Re: [PATCH] locking/rwsem: Remove reader optimistic lock stealing

From: Peng Wang

Date: Fri May 22 2026 - 06:08:49 EST


On Fri, May 22, 2026 at 10:55:13AM +0200, Peter Zijlstra wrote:
> On Thu, May 21, 2026 at 10:08:58PM -0400, Waiman Long wrote:
> > On 5/21/26 5:59 AM, Peng Wang wrote:
> > > Reader optimistic lock stealing, introduced by commit 1a728dff855a
> > > ("locking/rwsem: Enable reader optimistic lock stealing") and made more
> > > aggressive by commit 617f3ef95177 ("locking/rwsem: Remove reader
> > > optimistic spinning"), allows a reader entering the slowpath to bypass
> > > the wait queue and acquire the lock directly when WRITER_LOCKED and
> > > HANDOFF bits are not set.
> > >
> > > This causes severe writer starvation in workloads where readers hold
> > > the lock for extended periods, such as Direct I/O operations which
> > > hold inode->i_rwsem for the entire duration of iomap_dio_rw(). A
> > > common example is log-structured storage where one thread appends via
> > > DIO writes while another thread tails the log via DIO reads -- a
> > > pattern seen in database redo-log replay and shared-storage
> > > replication.
> >
> > It is generally assume that reader lock critical section is shorter than
> > that of writer. In this particular case, does the reader critical section
> > run longer than the writer's one?
>
> Well, that and writers are assumed to be rare. Reader-writer setups
> where writers are common or even dominant make little sense. And that
> seems to be exactly this. Then again, it isn't unreasonable to expect it
> to not perform significantly worse than an exclusive lock.
>
> > Reader lock stealing should only happen if the previous lock owner is a
> > writer. So readers and writer should at most alternately own the lock if
> > there are many readers waiting. Of course, if a reader own the lock, it will
> > wake up the remaining readers in the wait queue.
>
> Anyway, IIRC I've mentioned phase change locks many times before. And
> what we have here is an asymmetric phase change. The timeout causes a
> change to writers, but any one writer completing then switches back to
> reader dominance.
>
> Perhaps look at evening out the phase change. Retain the 'no-steal'
> phase for an equal duration.
>
> Also, 4ms is an eternity, that might need tweaking too.

Hi Peter,

I agree this is an asymmetric phase change. Looking at the code, the asymmetry
appears to exist only through the steal path, which is only reachable when
RWSEM_FLAG_WAITERS triggers slowpath entry (since READ_FAILED_MASK includes WAITERS,
and the steal condition requires WRITER_LOCKED=0 and HANDOFF=0).

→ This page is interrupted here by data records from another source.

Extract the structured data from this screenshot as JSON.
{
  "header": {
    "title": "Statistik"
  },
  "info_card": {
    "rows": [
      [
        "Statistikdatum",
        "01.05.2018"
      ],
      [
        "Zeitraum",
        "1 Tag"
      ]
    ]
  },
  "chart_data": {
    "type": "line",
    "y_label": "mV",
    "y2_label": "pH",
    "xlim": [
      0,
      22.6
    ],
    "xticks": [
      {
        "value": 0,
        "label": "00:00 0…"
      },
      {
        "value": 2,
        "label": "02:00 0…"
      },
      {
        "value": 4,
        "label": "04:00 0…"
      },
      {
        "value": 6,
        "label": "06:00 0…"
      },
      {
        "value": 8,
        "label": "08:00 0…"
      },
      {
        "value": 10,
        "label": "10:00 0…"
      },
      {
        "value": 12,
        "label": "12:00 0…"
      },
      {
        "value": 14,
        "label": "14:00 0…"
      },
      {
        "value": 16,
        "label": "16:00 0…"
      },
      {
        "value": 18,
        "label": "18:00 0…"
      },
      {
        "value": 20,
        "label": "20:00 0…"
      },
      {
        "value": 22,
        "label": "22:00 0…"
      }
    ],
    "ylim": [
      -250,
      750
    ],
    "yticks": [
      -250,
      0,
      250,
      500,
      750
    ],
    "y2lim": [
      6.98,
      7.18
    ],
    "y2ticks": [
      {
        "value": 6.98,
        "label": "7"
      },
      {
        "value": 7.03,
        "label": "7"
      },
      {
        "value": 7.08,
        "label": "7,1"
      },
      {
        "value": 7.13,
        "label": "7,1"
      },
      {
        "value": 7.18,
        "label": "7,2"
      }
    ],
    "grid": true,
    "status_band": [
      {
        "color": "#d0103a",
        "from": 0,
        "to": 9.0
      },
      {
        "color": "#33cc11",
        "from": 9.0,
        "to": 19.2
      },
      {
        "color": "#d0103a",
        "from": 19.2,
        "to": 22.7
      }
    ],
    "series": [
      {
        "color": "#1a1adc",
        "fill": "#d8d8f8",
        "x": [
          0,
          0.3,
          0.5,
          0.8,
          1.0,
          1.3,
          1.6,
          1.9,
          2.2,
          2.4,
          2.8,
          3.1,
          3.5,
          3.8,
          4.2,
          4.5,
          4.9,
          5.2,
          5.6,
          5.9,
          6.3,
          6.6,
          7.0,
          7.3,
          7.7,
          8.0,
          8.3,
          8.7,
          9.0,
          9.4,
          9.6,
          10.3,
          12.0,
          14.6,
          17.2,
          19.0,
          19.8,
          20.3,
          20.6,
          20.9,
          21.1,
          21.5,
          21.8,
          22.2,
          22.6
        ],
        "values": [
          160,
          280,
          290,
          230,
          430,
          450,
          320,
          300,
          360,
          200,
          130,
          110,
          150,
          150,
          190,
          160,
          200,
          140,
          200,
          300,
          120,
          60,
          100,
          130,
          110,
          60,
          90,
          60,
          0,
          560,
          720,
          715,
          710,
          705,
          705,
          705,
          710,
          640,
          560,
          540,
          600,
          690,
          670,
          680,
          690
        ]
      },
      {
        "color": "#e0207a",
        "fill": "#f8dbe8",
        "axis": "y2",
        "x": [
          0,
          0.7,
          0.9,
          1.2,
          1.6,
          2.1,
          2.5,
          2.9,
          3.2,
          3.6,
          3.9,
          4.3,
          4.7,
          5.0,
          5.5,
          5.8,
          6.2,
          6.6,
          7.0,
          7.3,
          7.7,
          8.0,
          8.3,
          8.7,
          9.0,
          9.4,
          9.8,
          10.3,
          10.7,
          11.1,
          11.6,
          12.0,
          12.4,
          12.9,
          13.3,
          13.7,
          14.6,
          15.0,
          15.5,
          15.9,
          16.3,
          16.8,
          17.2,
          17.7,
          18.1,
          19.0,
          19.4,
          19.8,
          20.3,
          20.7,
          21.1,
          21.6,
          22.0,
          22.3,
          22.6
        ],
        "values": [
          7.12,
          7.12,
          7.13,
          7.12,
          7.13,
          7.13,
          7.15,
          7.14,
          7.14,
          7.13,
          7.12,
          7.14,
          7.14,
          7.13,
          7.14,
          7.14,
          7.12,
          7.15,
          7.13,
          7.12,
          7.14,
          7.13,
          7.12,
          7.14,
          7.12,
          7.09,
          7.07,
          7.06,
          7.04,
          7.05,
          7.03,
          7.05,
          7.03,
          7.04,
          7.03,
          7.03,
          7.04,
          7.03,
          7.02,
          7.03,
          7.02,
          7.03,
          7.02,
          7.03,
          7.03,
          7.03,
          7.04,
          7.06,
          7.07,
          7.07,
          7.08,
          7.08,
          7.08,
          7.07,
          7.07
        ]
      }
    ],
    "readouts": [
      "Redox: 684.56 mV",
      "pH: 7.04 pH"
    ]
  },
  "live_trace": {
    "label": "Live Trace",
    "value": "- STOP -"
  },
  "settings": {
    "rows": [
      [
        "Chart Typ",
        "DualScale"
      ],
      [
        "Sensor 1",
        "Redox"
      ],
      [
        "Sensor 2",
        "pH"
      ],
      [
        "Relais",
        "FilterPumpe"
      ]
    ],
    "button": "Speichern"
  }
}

With steal removed, the wait queue with phase-fair batch wakeup seems to provide naturally
symmetric transitions without explicit phase management:
- Writer at queue head -> writer runs
- Reader at queue head -> all readers batch-woken in parallel
- Alternation governed by arrival order

A read-heavy mmap benchmark (16 threads, short critical sections) showed no measurable difference
with steal removed (308k vs 306k ops/sec), as readers succeed via fast path when there is no contention.

Regarding the timeout: agreed 4ms feels too long for fast storage.
With steal removed, handoff would only matter as a backstop when a writer enters the queue while readers are already active.

Would the simple removal be acceptable, or would you prefer a more structured phase-change approach?

Best regards,
Peng